Pronto’s vetting process
Pronto's quality control begins with face-to-face screening by a trainer. "The screening is highly selective; for every 300 people who come in, only about 50 pass," Sardana says.
Those who pass enter a five-day training programme covering hard skills across all 14 services, soft skills, grooming and hygiene, tech literacy, e-bike riding, and Pronto's processes and values. Simultaneously, the company runs background checks, verifying court records and police verification with Aadhaar and PAN documents.
After training, professionals must pass a final exam and obtain a Police Clearance Certificate before joining the active worker pool and being assigned to a hub.
Pronto's pros are paid per shift, with earnings varying by city and area. "They can earn up to Rs 40,000 a month," says Sardana. The platform has onboarded about 1,000 professionals and offers health insurance, with plans to roll out education and childcare benefits soon.
Pronto holds regular refresher sessions and has safety protocols in place. If professionals feel unsafe on-site, they can leave immediately and contact partner support, the SOS line, or their hub manager.
“In the three months I’ve been working with Pronto, the financial issues I faced earlier have disappeared. Life feels much more stable now,” Vinita, a Pronto professional, says.

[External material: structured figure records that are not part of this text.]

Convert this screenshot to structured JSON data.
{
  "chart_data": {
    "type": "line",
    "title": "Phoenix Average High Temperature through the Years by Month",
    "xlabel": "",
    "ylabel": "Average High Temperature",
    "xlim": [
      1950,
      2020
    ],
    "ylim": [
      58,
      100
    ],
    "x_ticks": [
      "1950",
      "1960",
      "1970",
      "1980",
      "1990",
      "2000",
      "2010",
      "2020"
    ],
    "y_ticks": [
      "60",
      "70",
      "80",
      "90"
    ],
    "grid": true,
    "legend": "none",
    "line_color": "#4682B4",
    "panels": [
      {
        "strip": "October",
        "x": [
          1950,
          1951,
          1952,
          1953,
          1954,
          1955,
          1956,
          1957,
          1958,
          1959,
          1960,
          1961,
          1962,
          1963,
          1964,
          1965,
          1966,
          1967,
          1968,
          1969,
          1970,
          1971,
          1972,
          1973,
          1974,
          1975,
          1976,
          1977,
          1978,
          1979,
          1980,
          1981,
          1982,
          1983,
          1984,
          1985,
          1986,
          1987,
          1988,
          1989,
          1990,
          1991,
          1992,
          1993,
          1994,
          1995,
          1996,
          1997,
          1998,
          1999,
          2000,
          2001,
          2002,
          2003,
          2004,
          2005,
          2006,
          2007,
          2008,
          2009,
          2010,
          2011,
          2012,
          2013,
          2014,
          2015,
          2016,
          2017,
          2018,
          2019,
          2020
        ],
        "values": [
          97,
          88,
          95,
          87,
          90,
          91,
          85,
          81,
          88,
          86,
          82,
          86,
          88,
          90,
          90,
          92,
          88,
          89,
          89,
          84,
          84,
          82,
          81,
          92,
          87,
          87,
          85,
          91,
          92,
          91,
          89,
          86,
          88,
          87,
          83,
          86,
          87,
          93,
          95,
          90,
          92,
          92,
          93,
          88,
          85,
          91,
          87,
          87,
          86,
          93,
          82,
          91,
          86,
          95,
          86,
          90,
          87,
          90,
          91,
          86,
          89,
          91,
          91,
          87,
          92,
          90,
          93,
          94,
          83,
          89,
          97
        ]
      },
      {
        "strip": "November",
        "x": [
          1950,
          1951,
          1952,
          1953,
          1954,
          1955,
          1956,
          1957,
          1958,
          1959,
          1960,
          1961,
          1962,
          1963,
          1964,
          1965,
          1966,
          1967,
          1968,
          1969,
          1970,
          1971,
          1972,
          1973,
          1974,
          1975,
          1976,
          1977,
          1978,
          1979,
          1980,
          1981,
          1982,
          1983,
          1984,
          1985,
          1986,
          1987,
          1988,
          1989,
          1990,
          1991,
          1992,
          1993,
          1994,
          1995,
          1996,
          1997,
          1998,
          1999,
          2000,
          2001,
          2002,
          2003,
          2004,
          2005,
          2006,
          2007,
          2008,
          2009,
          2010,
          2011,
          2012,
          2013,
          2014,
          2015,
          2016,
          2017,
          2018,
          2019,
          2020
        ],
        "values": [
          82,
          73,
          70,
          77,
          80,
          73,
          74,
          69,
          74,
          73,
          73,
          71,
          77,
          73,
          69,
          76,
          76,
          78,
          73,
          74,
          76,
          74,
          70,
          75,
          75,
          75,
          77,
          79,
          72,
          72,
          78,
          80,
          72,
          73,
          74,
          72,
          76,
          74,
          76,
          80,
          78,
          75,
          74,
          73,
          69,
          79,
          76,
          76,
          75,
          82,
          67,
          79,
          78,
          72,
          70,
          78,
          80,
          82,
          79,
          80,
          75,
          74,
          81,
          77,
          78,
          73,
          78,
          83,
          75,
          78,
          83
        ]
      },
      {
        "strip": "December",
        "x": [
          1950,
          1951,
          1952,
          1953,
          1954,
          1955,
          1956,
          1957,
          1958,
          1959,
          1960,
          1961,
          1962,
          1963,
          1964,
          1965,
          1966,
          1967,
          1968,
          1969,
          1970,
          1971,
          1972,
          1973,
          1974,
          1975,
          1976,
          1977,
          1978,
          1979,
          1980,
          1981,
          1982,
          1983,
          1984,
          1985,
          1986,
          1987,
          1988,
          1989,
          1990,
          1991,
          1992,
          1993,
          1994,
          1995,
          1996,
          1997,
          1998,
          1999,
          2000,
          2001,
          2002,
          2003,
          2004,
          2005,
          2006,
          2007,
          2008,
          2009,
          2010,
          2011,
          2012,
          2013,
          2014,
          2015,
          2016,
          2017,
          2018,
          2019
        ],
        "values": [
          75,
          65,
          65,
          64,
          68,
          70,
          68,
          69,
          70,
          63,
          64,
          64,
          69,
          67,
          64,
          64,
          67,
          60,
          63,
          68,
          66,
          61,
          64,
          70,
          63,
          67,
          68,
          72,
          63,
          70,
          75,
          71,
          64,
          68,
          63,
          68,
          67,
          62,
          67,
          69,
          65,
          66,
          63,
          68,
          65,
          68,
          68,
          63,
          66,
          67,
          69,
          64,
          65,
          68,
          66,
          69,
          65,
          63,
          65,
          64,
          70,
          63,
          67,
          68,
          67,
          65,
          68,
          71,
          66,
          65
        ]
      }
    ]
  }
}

Tech and 10-minute fulfilment
Behind the scenes, Pronto runs on a three-layer tech stack: customer app, professional app, and an operations technology that connects the two. Professionals work within polygons around each hub, representing a 10-minute radius.
"The size of these polygons varies by location; they differ based on traffic patterns and road infrastructure," Sardana explains. The operations layer automates the complex coordination between customers and professionals: matching the right person to each job, managing logistics across multiple hubs, and ensuring the timing guarantee.
Funding and future plans
That execution caught investor attention, and Pronto has raised $13 million to date across two rounds. The company secured $2 million in a seed round in early 2025 from Bain Capital Ventures.
In August 2025, it closed an $11 million Series A round, co-led by General Catalyst and Glade Brook Capital, with Bain Capital Ventures participating again.
The startup currently operates across Gurugram, Noida, Mumbai, Bengaluru, Delhi, Hyderabad, and Pune. The capital has been deployed toward geographic expansion, onboarding 10,000 professionals, building residential micro-hubs, and strengthening quality assurance and real-time operational technology.
Since launching publicly in May 2025, the startup has grown 50x, Sardana says. It now handles four-figure daily bookings, though she declined to disclose exact revenue figures.
Over the next two years, Pronto plans to enter Tier I, II, and III cities across India while adding new service categories. Looking further ahead, Sardana sees a bigger shift: moving into B2B to organise India's large informal labour market.
"The majority of this opportunity is B2B rather than B2C," she says, pointing to retail, construction, manufacturing, and other sectors that depend on informal workers today.
Pronto’s impact
For Sardana, the most rewarding part is hearing feedback from working mothers. "My mother went back to work two weeks after I was born. I've seen her work my entire life, and managing a household simply added to her plate,” Sardana says. The constant stress of dealing with unreliable help, people quitting randomly, and struggling to find replacements, weighed on her mother throughout Sardana's childhood.
“Seeing women like my mother share feedback about how Pronto has removed this constant source of stress and genuinely improved their quality of life really motivates me." That's the force behind Pronto's mission: making household help reliable, not stressful.